Nota-se que os pedidos de apoio são postos de forma evocativa e direta aos responsáveis políticos, além do uso de imperativo para ações contrárias à demolição da casa. Diante disso, depreende-se que a constituição de um patrimônio cultural é fundamentada, por meio da racionalidade comunicativa, por estar direcionada ao diálogo e pela busca a um consenso (Habermas, 2003; 2012). O relatório e voto de Manuel Bandeira, em 30 de outubro de 1964 é destacado a seguir:
[…] Sou, em princípio, contrário ao tombamento de casas vinculadas a personalidades, porque a preservação desses lugares quase sempre resulta meio falsa e melancólica. E ainda porque as personalidades são tantas que se teria de criar uma secção especial no DPHAN para tal fim. […] Verifica-se porém que no caso em apreço, a casa está ameaçada apenas pelo “urbanismo” municipal. Na minha qualidade de urbanista honorário, e tendo na lembrança a figura singular do homem, concordo com a inscrição solicitada (Processo de Tombamento da Casa Museu Graciliano Ramos: 15, grifo nosso).

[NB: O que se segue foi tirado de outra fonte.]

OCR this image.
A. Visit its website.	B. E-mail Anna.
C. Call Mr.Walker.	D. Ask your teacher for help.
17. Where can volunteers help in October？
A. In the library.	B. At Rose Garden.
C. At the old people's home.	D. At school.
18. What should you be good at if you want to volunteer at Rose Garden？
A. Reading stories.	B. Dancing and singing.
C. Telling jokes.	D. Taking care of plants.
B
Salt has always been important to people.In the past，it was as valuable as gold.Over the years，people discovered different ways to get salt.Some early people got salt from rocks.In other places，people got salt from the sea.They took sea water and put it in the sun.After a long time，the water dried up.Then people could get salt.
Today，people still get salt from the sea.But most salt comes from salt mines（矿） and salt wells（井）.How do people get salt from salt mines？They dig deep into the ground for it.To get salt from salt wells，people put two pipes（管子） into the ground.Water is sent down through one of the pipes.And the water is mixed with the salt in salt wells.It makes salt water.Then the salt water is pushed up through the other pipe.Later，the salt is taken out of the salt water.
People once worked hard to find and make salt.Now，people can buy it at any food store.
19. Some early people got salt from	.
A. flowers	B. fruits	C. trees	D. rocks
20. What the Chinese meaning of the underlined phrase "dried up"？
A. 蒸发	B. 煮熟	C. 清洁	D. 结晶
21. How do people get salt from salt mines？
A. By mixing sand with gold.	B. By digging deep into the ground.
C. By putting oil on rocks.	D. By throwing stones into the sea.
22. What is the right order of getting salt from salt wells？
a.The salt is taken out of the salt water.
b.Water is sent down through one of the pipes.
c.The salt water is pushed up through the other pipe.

A compreensão da formação e manutenção do patrimônio cultural no agir comunicativo (Habermas, 2003; 2012) permite uma reflexão sobre as sensações da interação entre de como as práticas sociais implicam na produção e reprodução desses processos sociais que passam a ter significados e identidade cultural organizacional nos espaços urbanos como no caso investigado (Carvalho, 2015; Meirelles, 2020).
A casa da Rua Gabine Besouro, nº 12 em Palmeiras dos Índios, Estado de Alagoas, pertenceu ao grande romancista Graciliano Ramos, que nela viveu durante muitos anos, tendo nela escrito o famoso relatório mandado ao Governador do Estado e o romance Caetés. Essa casa foi vendida pelo escritor antes de êle se mudar para o Rio de Janeiro. […] A partir de 1959 alguém, segundo informou ao Diretor do DPHAN e jornalista palmeirense Valdemar de Souza Lima, concebeu a idéia de se demolir a casa para prolongamento de uma avenida da cidade. Logo se formou em Palmeiras dos Índios, com repercussão dentro e fora do Estado, uma corrente de opinião contra a idéia de se demolir a casa, que, embora sem interesse arquitetônico, apresenta alto interesse histórico, dado o prestígio do nome de Graciliano Ramos no quadro da literatura brasileira. […] Pediu-se ao DPHAN o tombamento da casa. Pela medida opinaram os técnicos desta repartição. Muito significativo é o parecer do arquiteto Lúcio Costa, Diretor da Divisão de Estudos e Tombamentos, pois sendo, em princípio, contrário ao tombamento de casas vinculadas a personalidades, todavia concordou com o tombamento no caso em apreço, tendo em lembrança a figura singular do homem e escritor que foi Graciliano Ramos. Realmente singular da figura do romancista de Caetés, São Bernardo, Angústia, e Vidas Sêcas, do memoriata de Memórias de Cárcere, e justifica-se plenamente a medida preservadora da casa em que êle viveu na sua cidade natal. De acordo opinou igualmente o Diretor do DPHAN no despacho conclusivo do processo. Assim quê, voto pelo tombamento. (Processo de Tombamento da Casa Museu Graciliano Ramos: 17, grifo nosso).
Partindo disso, compreende-se o patrimônio cultural como um bem comum, como um espaço de interação social, bem como esfera pública diante da forma complexa de interação e fragmentação de símbolos produzidos e reproduzidos na pluralidade de quem usufrui desse espaço cultural.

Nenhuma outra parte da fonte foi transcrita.